The majority of cases are late-onset Alzheimer’s, which develops after age 60. Although a specific gene has not been identified as the cause of late-onset AD, genetic factors do appear to increase a person’s risk of developing the disease. This increased risk is related to the apolipoproteinE (APOE) gene which has several variants. One of them, APOE ε4, occurs in about 40 percent of all people who develop late-onset AD. However, at least one-third of people with AD do not have this form of the gene.

Four to seven other Alzheimer’s risk-factor genes may exist as well. One of those genes, SORL1, was discovered in 2007. Large-scale genetic research studies are currently looking for other risk-factor genes.

3. Lifestyle Risk Factors

Research suggests that certain lifestyle factors, such as a nutritious diet, exercise, social engagement, and mentally stimulating pursuits, might help to reduce the risk of cognitive decline and Alzheimer’s disease. Scientists are investigating associations between cognitive decline and heart disease, high blood pressure, diabetes, and obesity. Understanding these relationships and testing them in clinical trials will help to understand whether reducing risk factors for these diseases is helpful in regards to AD as well.

4. Heart and Vascular Health

Emerging evidence suggests a connection between a healthy brain and a healthy heart because the brain obtains nourishment from one of the richest blood vessel networks, and the heart pumps blood via these vessels to the brain.

Conditions that affect both the heart and vascular health are likely to increase Alzheimer’s risk in an individual. These conditions include heart disease, high blood pressure, stroke, high cholesterol, and diabetes. Avoiding these conditions and maintaining a healthy lifestyle may help keep the heart and brain in good health.

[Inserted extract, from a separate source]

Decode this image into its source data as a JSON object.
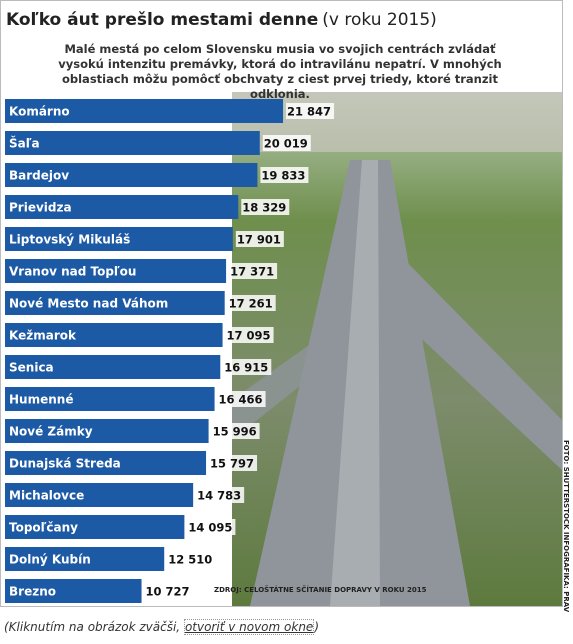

According to the studies performed on the donated brain tissue, plaques and tangles are likely to increase Alzheimer’s onset even further in the presence of stroke or damage to a brain vessel.

5. Head Injury

Research suggests an association between head injury and increased risk of dementia. It is crucial to protect your brain from injuries by wearing helmets when partaking in sports and fall-proofing your home. Traumatic brain injury may impact an individual’s cognitive functions, such as thinking skills, communication and learning.